Topic: Leadership
Toxic Leadership
Toxic Leadership, Colonel George E. Reed, U.S. Army
Military Review – July–August 2004
In 2003, 20 [U.S. Army War College] students focused on the topic of command climate and leaders' roles in shaping it. The students provided a well-considered description of toxic leaders:
"Destructive leaders are focused on visible short-term mission accomplishment. They provide superiors with impressive, articulate presentations and enthusiastic responses to missions. But, they are unconcerned about, or oblivious to, staff or troop morale and/or climate. They are seen by the majority of subordinates as arrogant, self-serving, inflexible, and petty."
A loud, decisive, demanding leader is not necessarily toxic. A leader with a soft voice and façade of sincerity can also be toxic. In the end, it is not one specific behavior that deems one toxic; it is the cumulative effect of demotivational behavior on unit morale and climate over time that tells the tale. Toxic leaders might be highly competent and effective in a short-sighted sense, but they contribute to an unhealthy command climate with ramifications extending far beyond their tenure. Three key elements of the toxic leader syndrome are:—
1. An apparent lack of concern for the wellbeing of subordinates.
2. A personality or interpersonal technique that negatively affects organizational climate.
3. A conviction by subordinates that the leader is motivated primarily by self-interest.

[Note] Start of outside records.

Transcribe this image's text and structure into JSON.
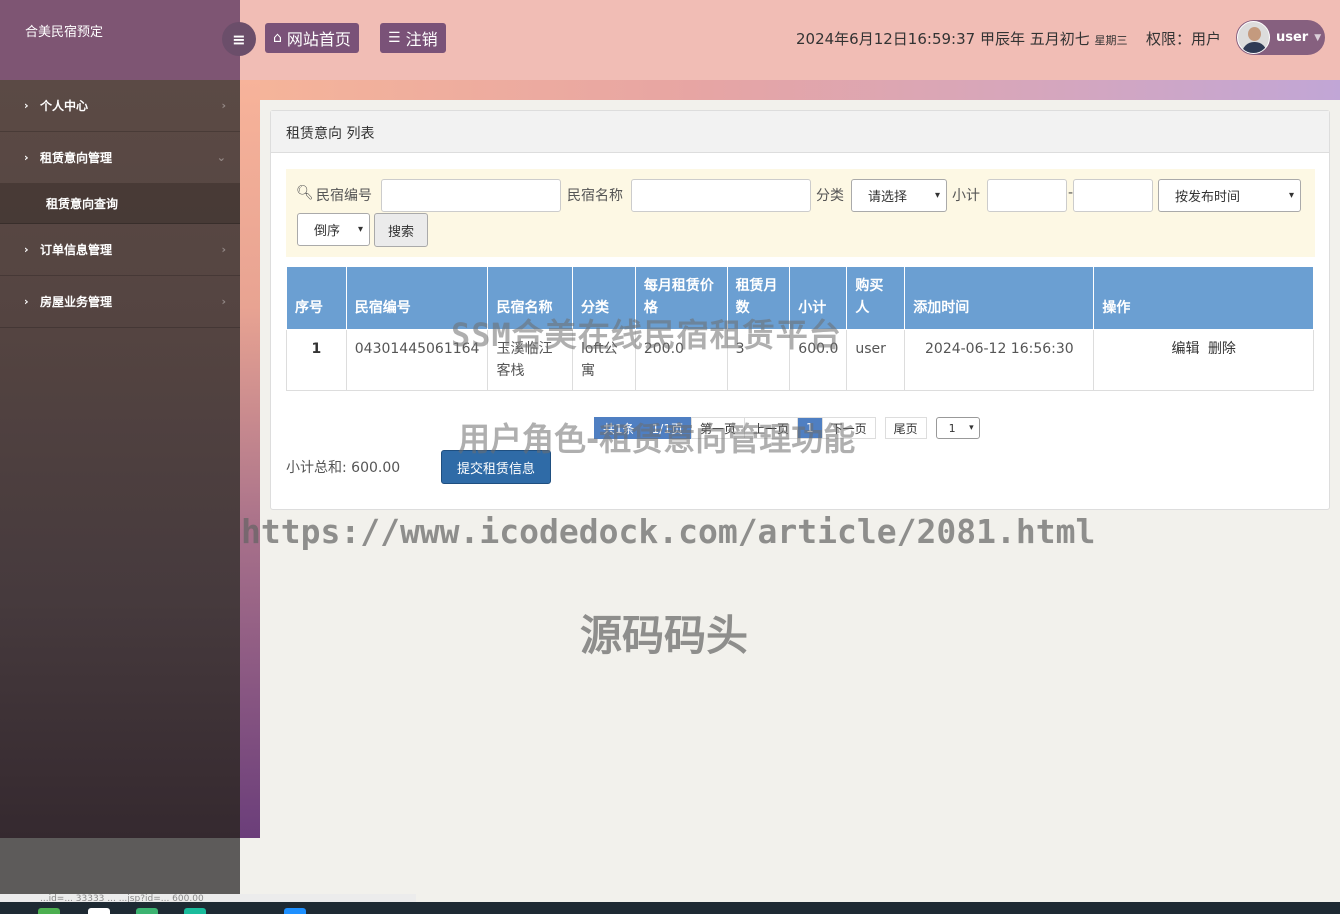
{
  "sidebar": {
    "brand": "合美民宿预定",
    "items": [
      {
        "label": "个人中心"
      },
      {
        "label": "租赁意向管理"
      },
      {
        "label": "订单信息管理"
      },
      {
        "label": "房屋业务管理"
      }
    ],
    "submenu": {
      "label": "租赁意向查询"
    }
  },
  "header": {
    "home_label": "网站首页",
    "logout_label": "注销",
    "datetime": "2024年6月12日16:59:37 甲辰年 五月初七",
    "weekday": "星期三",
    "role": "权限：用户",
    "username": "user"
  },
  "panel": {
    "title": "租赁意向 列表"
  },
  "search": {
    "label_code": "民宿编号",
    "label_name": "民宿名称",
    "label_category": "分类",
    "category_selected": "请选择",
    "label_subtotal": "小计",
    "range_sep": "-",
    "sort_field": "按发布时间",
    "sort_order": "倒序",
    "button": "搜索"
  },
  "table": {
    "headers": [
      "序号",
      "民宿编号",
      "民宿名称",
      "分类",
      "每月租赁价格",
      "租赁月数",
      "小计",
      "购买人",
      "添加时间",
      "操作"
    ],
    "rows": [
      {
        "index": "1",
        "code": "04301445061164",
        "name": "玉溪临江客栈",
        "category": "loft公寓",
        "price": "200.0",
        "months": "3",
        "subtotal": "600.0",
        "buyer": "user",
        "time": "2024-06-12 16:56:30",
        "edit": "编辑",
        "delete": "删除"
      }
    ]
  },
  "pager": {
    "total": "共1条",
    "pages": "1/1页",
    "first": "第一页",
    "prev": "上一页",
    "current": "1",
    "next": "下一页",
    "last": "尾页",
    "page_select": "1"
  },
  "footer": {
    "subtotal_sum": "小计总和: 600.00",
    "submit": "提交租赁信息"
  },
  "watermarks": {
    "title": "SSM合美在线民宿租赁平台",
    "subtitle": "用户角色-租赁意向管理功能",
    "url": "https://www.icodedock.com/article/2081.html",
    "brand": "源码码头"
  },
  "status_bar": {
    "text": "...id=... 33333 ... ...jsp?id=... 600.00"
  },
  "colors": {
    "sidebar_top": "#7e5573",
    "header_bg": "#f1bdb5",
    "table_header": "#6b9fd2",
    "submit_button": "#2f6ba7",
    "search_bg": "#fdf8e4"
  }
}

Toxic leadership, like leadership in general, is more easily described than defined, but terms like selfaggrandizing, petty, abusive, indifferent to unit climate, and interpersonally malicious seem to capture the concept. A toxic leader is poison to the unit—an insidious, slow-acting poison that complicates diagnosis and the application of an antidote. Large and complex organizations like the military should look for the phenomenon since culture and organizational policies might inadvertently combine to perpetuate it.